I'm a bit of a Continuous Delivery junkie and I have a passion for automating build, testing, and deployment processes. One thing that I really need some help on is what are the best practices when deploying database migration scripts in an automated deployment. These are the pertinent details of my technology stack.
- ASP.NET MVC 3 Web Site
- Visual Studio 2010 Database Project
- SQL Server 2008 R2 Database
- Windows Server 2008 R2
- Remote deployment via Web Deploy 2.0 (MS Deploy)

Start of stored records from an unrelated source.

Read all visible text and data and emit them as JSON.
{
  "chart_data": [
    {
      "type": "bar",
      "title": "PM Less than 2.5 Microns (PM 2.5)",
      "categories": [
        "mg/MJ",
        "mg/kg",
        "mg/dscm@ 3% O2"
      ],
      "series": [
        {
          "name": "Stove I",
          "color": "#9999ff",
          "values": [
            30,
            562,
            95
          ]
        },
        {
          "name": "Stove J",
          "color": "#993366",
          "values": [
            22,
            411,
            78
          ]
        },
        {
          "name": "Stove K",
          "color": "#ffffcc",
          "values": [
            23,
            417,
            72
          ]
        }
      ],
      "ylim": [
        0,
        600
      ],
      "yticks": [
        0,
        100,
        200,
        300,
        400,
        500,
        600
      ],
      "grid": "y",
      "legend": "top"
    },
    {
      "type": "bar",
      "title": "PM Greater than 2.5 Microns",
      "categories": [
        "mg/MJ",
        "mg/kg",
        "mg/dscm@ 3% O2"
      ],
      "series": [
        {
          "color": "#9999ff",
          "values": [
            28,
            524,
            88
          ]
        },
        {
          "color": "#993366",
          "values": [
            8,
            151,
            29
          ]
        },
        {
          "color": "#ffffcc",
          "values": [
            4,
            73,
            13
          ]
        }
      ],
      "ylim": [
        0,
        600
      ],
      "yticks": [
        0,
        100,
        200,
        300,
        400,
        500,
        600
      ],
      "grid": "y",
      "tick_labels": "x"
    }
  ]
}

Currently I am capable of deploying our ASP.NET MVC website with the Web Deploy 2.0 tool (wow, that was fun to setup!). MSDeploy has a 'dbFullSql' provider, but this can only be used to deploy whole databases, not migrations. MSDeploy leaves the door open for extension with the 'runCommand' provider to execute an arbitrary process on the remote server. I think I may be able to utilize this to execute my migration scripts that way. However, I feel like there should be a better way to do this.
When answering keep in mind that I would like to use MSDeploy for all interactions with the remote deployment target. Although if you know of a tool that can be used to push migrations securely to remote targets that's not MSDeploy, I'd be interested in hearing about that too!
EDIT: An answerer (who deleted their answer!) made reference to the following article: http://www.asp.net/web-forms/tutorials/deployment/web-deployment-in-the-enterprise/deploying-database-projects
This is a terrific resource I was not aware of. Most of this content I've read in one form or another and unfortunately this particular article reaffirms my own suspicions. Essentially, there is no easy way to push custom incremental updates with the current tooling (vaporware promises for better functionality in future releases in typical MS style).
In the note at the topic of the article it mentions.
... using VSDBCMD is the recommended approach to incremental database publishing.
However VSDBCMD can only generate delta scripts between a source and a target which I will simply not trust for a migration, especially on a production deployment. The only solution the article mentions to push incremental updates via Web Deploy is a to create a custom WPP targets file with a custom SQL migration script included.
You can configure Web Deploy to run the SQL deployment script that the database project generates, but in order to do this, you need to create a custom WPP targets file for your web application project. This adds a substantial amount of complexity to the deployment process. In addition, Web Deploy does not directly support incremental updates to existing databases. For more information on this approach, see Extending the Web Publishing Pipeline to package database project deployed SQL file.
Argh! It does indeed look complicated. I've read about this before and I was hoping there would be a better way. At of now I'm still leaning toward my MSDeploy 'runCommand' provider executing a SQLCMD.